Probabile la candidatura dell'eroe di guerra Jim Webb. Fantapolitica la discesa in campo di Bloomberg

Jim Webb

Mancano ormai poco più di sei mesi all'inizio delle primarie per le presidenziali Usa del novembre 2016, e se il campo repubblicano è quantomai affollato (a oggi almeno 11 contendenti sicuri, più qualche altro indeciso) e senza un chiaro front-runner, da parte democratica la situazione è esattamente l'opposta: pochi candidati, al momento solo quattro, e una vincitrice annunciata: Hillary Clinton.

Gli sfidanti sono poco più che candidati di bandiera: Bernie Sanders, 73 anni, esponente dell'ala più di sinistra del partito, Lincoln Chafee, ex repubblicano ed ex indipendente, e Martin O'Malley, governatore del Maryland che probabilmente vede il palcoscenico delle primarie come l'occasione per farsi conoscere dal grande pubblico e magari per entrare nella lista di potenziali vicepresidenti.

Manca però un nome forte, e sono in molti ad attendere che nelle prossime settimane si faccia avanti: lo vogliono i democratici avversi alla Clinton, ma lo vogliono anche i sostenitori dell'ex First Lady, timorosi che una "passeggiata" nelle primarie possa paradossalmente indebolire la candidata in vista dell'appuntamento di novembre, mentre il vincitore repubblicano, chiunque sarà, potrà contare su un consenso costruito voto su voto.

Abbondano perciò le speculazioni su possibili candidati dell'ultima ora in grado, se non di impensierire, quantomeno di rendere più vivace la competizione. Esclusa ormai Elizabeth Warren, che ha rispettato la sua promessa di non candidarsi, la rosa di nomi si restringe a tre, e cioè, dal più probabile al più fantasioso:

Jim Webb. Pressoché sconosciuto al di fuori dei confini Usa, Webb è invece un noto eroe della guerra del Vietnam e autore di diversi libri, con cui ha anche vinto un Emmy. 69 anni splendidamente portati, senatore della Virginia dal 2007 al 2013, negli anni '80 è stato Segretario alla Marina con Ronald Reagan, pur non essendo mai entrato nel partito Repubblicano.

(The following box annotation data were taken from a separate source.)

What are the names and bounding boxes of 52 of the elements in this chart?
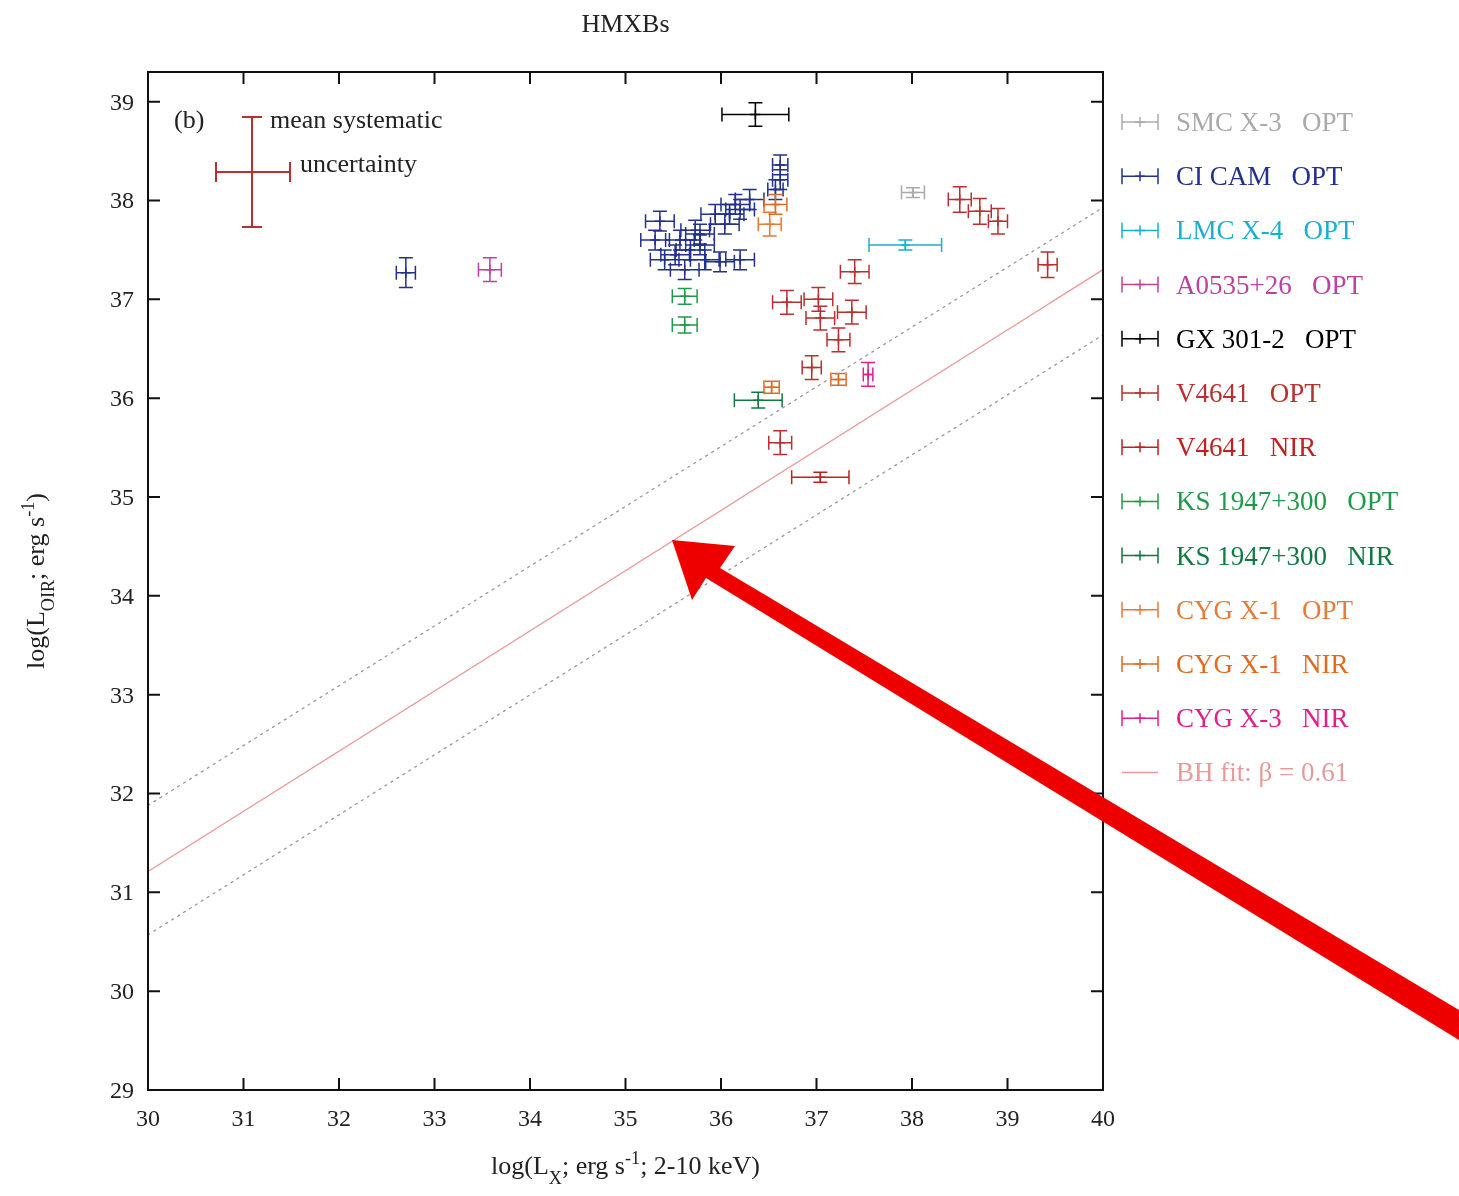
- x-tick-label: 37: [804, 1105, 829, 1131]
- annotation: (b): [174, 105, 205, 134]
- point: [974, 205, 986, 218]
- annotation: mean systematic uncertainty: [270, 105, 443, 178]
- legend-label: CI CAM OPT: [1176, 161, 1344, 192]
- x-tick-label: 39: [995, 1105, 1020, 1131]
- y-tick-label: 29: [110, 1077, 134, 1103]
- legend-label: CYG X-3 NIR: [1176, 703, 1349, 734]
- legend-label: SMC X-3 OPT: [1176, 107, 1354, 137]
- chart-title: HMXBs: [581, 9, 670, 38]
- point: [812, 293, 825, 306]
- point: [484, 263, 496, 276]
- y-tick-label: 38: [110, 187, 134, 214]
- point: [814, 312, 827, 324]
- legend-label: CYG X-1 NIR: [1176, 649, 1349, 679]
- legend-label: KS 1947+300 NIR: [1176, 540, 1394, 571]
- y-tick-label: 32: [110, 780, 134, 807]
- y-tick-label: 37: [110, 286, 134, 313]
- y-tick-label: 36: [110, 385, 134, 412]
- x-tick-label: 38: [900, 1105, 924, 1131]
- x-tick-label: 35: [613, 1105, 638, 1131]
- legend-label: V4641 OPT: [1176, 378, 1322, 408]
- point: [692, 223, 708, 245]
- point: [832, 334, 845, 346]
- x-axis-title: log(L$_{X}$; erg s$^{-1}$; 2-10 keV): [491, 1148, 760, 1188]
- point: [954, 193, 966, 206]
- x-tick-label: 40: [1091, 1105, 1115, 1131]
- legend-label: LMC X-4 OPT: [1176, 215, 1356, 246]
- x-tick-label: 36: [709, 1105, 733, 1131]
- point: [774, 436, 786, 449]
- legend-label: GX 301-2 OPT: [1176, 323, 1357, 354]
- y-tick-label: 39: [110, 88, 134, 115]
- legend-label: KS 1947+300 OPT: [1176, 486, 1399, 517]
- y-tick-label: 30: [110, 978, 134, 1005]
- point: [749, 108, 762, 121]
- point: [848, 265, 861, 278]
- x-tick-label: 34: [518, 1105, 542, 1131]
- point: [781, 296, 793, 309]
- point: [763, 218, 776, 230]
- x-tick-label: 30: [136, 1105, 160, 1131]
- x-tick-label: 33: [422, 1105, 447, 1131]
- y-tick-label: 33: [110, 681, 134, 708]
- y-tick-label: 31: [110, 879, 134, 906]
- x-tick-label: 32: [327, 1105, 351, 1131]
- legend-label: CYG X-1 OPT: [1176, 594, 1354, 625]
- legend-label: BH fit: β = 0.61: [1176, 757, 1349, 788]
- x-tick-label: 31: [231, 1105, 256, 1131]
- point: [846, 306, 858, 318]
- y-tick-label: 34: [110, 582, 134, 609]
- y-tick-label: 35: [110, 483, 134, 510]
- legend-label: V4641 NIR: [1176, 432, 1317, 463]
- legend-label: A0535+26 OPT: [1176, 269, 1364, 300]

Entrato nel Partito Democratico, con posizioni moderate, ha proseguito negli anni '90 l'attività di giornalista ed esperto di politica estera. Nel 2008 si è molto parlato di lui come possibile vicepresidente scelto da Obama, ma Webb disse di non essere interessato alla carica. Nel 2014 ha annunciato di voler esplorare la possibilità di candidarsi alle presidenziali, e nei giorni scorsi ha dichiarato che la decisione arriverà "molto presto". Aggiornamento 30 giugno 2015: Jim Webb ha ufficializzato la candidatura.

Andrew Cuomo. Era lui l'uomo su cui puntavano i Democratici se la Clinton avesse deciso di non correre. Governatore dello Stato di New York, figlio di Mario Cuomo, recentemente scomparso, è molto amato e popolare, quasi un predestinato alla Casa Bianca. Ma, proprio per questo, e visto che è relativamente giovane (57 anni) è probabile che decida di aspettare un momento più propizio, quando sarà favorito alla vittoria. Oppure che aspetti la chiamata alla vicepresidenza da parte della Clinton.

Michael Bloomberg. Ci sono due eterni candidati alle primarie, che però non si candidano mai: uno è Donald Trump, l'altro è Michael Bloomberg. Ma se Trump fa tutto da solo, annunciando e negando la candidatura, Bloomberg viene sempre tirato in mezzo da altri, in questo caso il New York Post, secondo cui il tycoon ex sindaco della Grande Mela sarebbe stato avvicinato da alcuni democratici che gli avrebbero chiesto di correre in funzione anti-Hillary. E pazienza se Bloomberg non è neanche un Democratico (è un indipendente ex Repubblicano) e che imbastire una campagna dal nulla a sei mesi dalle primarie è praticamente garanzia di sconfitta.